Google Unveils RecurrentGemma, Moves Away From Transformer Based Models
At Google Cloud Next ’24, Google unveiled a new model RecurrentGemma 2B, a family of open-weights Language Models by Google DeepMind, based on the novel Griffin architecture.
This architecture achieves fast inference when generating long sequences by replacing global attention with a mixture of local attention and linear recurrences.
Google released a pre-trained model with 2B non-embedding parameters, and an instruction tuned variant.

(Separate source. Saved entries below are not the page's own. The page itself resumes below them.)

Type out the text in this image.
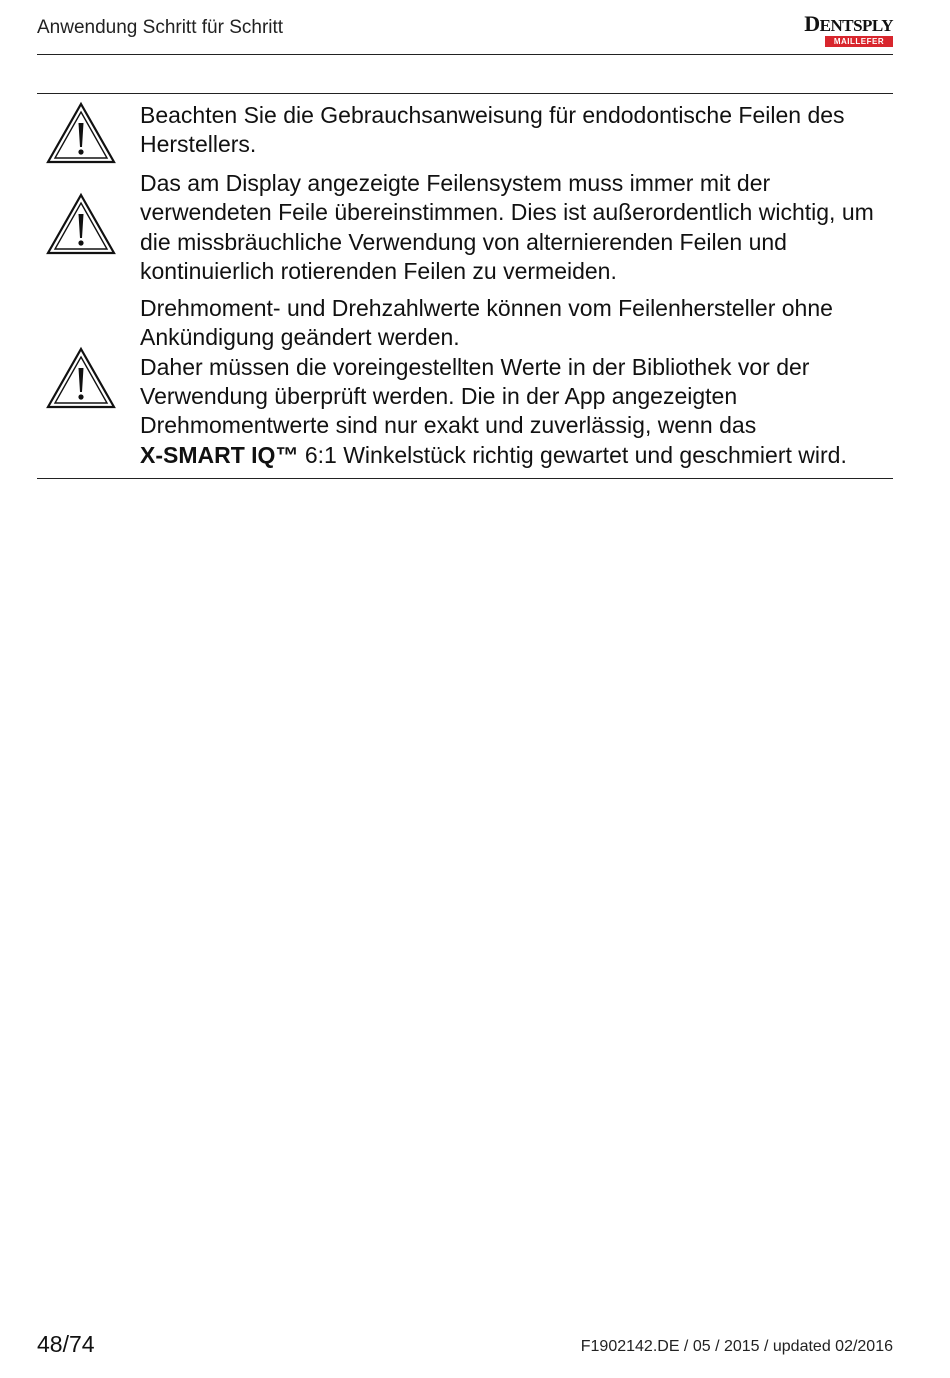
Anwendung Schritt für Schritt	DENTSPLY
MAILLEFER

Beachten Sie die Gebrauchsanweisung für endodontische Feilen des Herstellers.

Das am Display angezeigte Feilensystem muss immer mit der verwendeten Feile übereinstimmen. Dies ist außerordentlich wichtig, um die missbräuchliche Verwendung von alternierenden Feilen und kontinuierlich rotierenden Feilen zu vermeiden.

Drehmoment- und Drehzahlwerte können vom Feilenhersteller ohne Ankündigung geändert werden.

Daher müssen die voreingestellten Werte in der Bibliothek vor der Verwendung überprüft werden. Die in der App angezeigten Drehmomentwerte sind nur exakt und zuverlässig, wenn das
X-SMART IQ™ 6:1 Winkelstück richtig gewartet und geschmiert wird.

48/74	F1902142.DE / 05 / 2015 / updated 02/2016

Both models achieve comparable performance to Gemma-2B despite being trained on fewer tokens. RecurrentGemma-2B is pre-trained on 2T tokens in contrast, Gemma-2B was pre- trained on 3T tokens.
One of RecurrentGemma’s key strengths lies in its reduced memory footprint. This feature is particularly valuable for generating longer samples on devices with constrained memory capacities, including single GPUs and CPUs.
By optimising memory usage, RecurrentGemma empowers users to tackle more complex tasks without encountering memory bottlenecks. The efficiency gains of RecurrentGemma extend to its throughput capabilities. Thanks to its lower memory demands, this model excels at performing inference tasks with larger batch sizes.
This translates into a significant increase in token generation per second, especially when dealing with lengthy sequences. Such enhanced throughput is a boon for tasks requiring rapid and continuous data processing.
Google also released JAX code to evaluate and fine-tune RecurrentGemma, including a specialized Pallas kernel to perform linear recurrence on TPUs. Additionally, the company provided a reference PyTorch implementation.